The TGFβ1 expression increase reported on day 7 of the study mediated preservation of extensive infiltration with the synthetically active fibroblasts and macrophages at the wound site on day 12 of the study in the group with open wound defects. At the same time, their numerical density in the group with covering returned to the control values in the final phase of wound regeneration against the background of lower H-score values for TGFβ1. Moreover, the fibroblast type cells were represented mainly by the synthetically inactive fibrocytes, which indicated termination of connective tissue development at the wound defect site in the group with polymeric membranes. In the group with open wound defects, the synthetically active fibroblasts were mostly found at the wound site on day 12 of the study.

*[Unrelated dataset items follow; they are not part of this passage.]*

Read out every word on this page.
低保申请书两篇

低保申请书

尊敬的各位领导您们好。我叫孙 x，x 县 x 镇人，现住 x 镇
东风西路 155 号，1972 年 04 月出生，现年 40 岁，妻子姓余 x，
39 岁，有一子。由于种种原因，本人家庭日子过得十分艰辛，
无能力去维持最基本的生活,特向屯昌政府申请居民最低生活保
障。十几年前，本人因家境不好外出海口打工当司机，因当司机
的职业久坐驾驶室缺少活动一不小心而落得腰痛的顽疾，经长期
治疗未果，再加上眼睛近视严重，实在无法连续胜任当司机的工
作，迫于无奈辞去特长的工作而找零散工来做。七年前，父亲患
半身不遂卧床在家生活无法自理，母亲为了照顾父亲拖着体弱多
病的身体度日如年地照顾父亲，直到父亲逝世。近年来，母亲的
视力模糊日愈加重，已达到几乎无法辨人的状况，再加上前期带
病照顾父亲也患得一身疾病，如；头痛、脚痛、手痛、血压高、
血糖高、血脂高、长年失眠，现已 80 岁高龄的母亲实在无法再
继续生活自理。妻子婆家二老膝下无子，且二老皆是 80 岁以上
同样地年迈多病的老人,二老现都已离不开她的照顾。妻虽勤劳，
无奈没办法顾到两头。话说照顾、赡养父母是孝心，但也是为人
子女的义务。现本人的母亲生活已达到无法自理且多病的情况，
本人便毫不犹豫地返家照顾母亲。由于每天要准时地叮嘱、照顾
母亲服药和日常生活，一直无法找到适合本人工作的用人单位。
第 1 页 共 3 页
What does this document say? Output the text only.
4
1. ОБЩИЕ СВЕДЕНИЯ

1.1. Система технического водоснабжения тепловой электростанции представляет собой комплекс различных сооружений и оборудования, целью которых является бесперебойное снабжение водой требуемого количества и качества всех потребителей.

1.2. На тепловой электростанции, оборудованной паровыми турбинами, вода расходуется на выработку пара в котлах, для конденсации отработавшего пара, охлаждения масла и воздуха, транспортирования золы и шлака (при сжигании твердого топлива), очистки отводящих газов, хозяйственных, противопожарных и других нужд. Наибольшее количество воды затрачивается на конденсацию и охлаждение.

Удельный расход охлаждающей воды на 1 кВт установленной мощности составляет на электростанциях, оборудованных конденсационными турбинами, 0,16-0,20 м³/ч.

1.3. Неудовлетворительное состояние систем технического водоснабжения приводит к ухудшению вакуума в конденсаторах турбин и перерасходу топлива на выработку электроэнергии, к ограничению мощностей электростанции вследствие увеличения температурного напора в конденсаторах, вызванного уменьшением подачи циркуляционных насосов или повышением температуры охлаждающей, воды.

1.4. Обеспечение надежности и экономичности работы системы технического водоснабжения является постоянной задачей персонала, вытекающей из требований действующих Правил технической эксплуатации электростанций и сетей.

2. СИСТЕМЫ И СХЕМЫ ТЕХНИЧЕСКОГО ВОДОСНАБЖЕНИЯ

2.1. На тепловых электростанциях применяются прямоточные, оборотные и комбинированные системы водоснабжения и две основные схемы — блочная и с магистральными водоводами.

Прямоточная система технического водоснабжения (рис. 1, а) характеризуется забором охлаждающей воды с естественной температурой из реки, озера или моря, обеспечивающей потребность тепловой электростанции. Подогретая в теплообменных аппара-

Proliferation, migration, and differentiation of fibroblasts were observed under exposure to TGFβ1, while aberrant signal transmission from TGFβ1 was associated with activation of the mechanism underlying the scar tissue formation [12]. The scar tissue formation was related to the abnormal, disturbed wound healing process associated with chronic inflammation [13] occurring against the background of increased TGFβ1 expression, which represented an important phase of chronic wound regeneration [14]. Thus, the TGFβ1 expression increase can be considered an important pro-fibrotic marker [15].

That is why dense fibrous connective tissue constituting the basis for fibrotic changes was formed in the group with open wound defects during interaction between fibroblasts and macrophages under exposure to TGFβ1, which was indicated by the presence of the scar, 4.5 mm in length, and soft tissue loss at the macroscopic level.

The polymeric piezoelectric membranes made of vinylidene fluoride/tetrafluoroethylene copolymer by electrospinning represent the most recent creation of the laboratory of hybrid biomaterials of the Tomsk Polytechnic University. There are no earlier studies focused on assessing the effectiveness of using the analogues with similar physical and chemical properties for the oral mucosal wound defect regeneration in global practice. Based on this study we assume that piezoelectric properties of biocompatible polymeric membranes contributed to the TGFβ1 expression decrease, which resulted in inhibition of TGFβ1 effects on the activity of fibroblasts and macrophages. Consequently, loose fibrous connective tissue was formed, while dense fibrous tissue formation and, as a result, scarring was reported in the group with open wounds. This hypothesis is confirmed by the data of the comparative study of piezoelectric and dielectric coverings in regeneration of oral mucosal wounds, during which smaller specific area of scar tissue was reported for the group with piezoelectric covering [7].

CONCLUSIONS

The study revealed positive effects of biocompatible piezoelectric membranes on prevention of fibrosis during wound regeneration, which was confirmed by the analysis of interplay between the macrophage and fibroblast type cells and expression of the CD68 and TGFβ1 prognostic markers. The use of polymeric biocompatible membranes in dental practice will make it possible to reduce the risk of postoperative complications in the form of oral soft tissue deformation in the future. It is planned to further assess the effects of covering membranes on the oral mucosal regeneration in order to improve the membrane properties.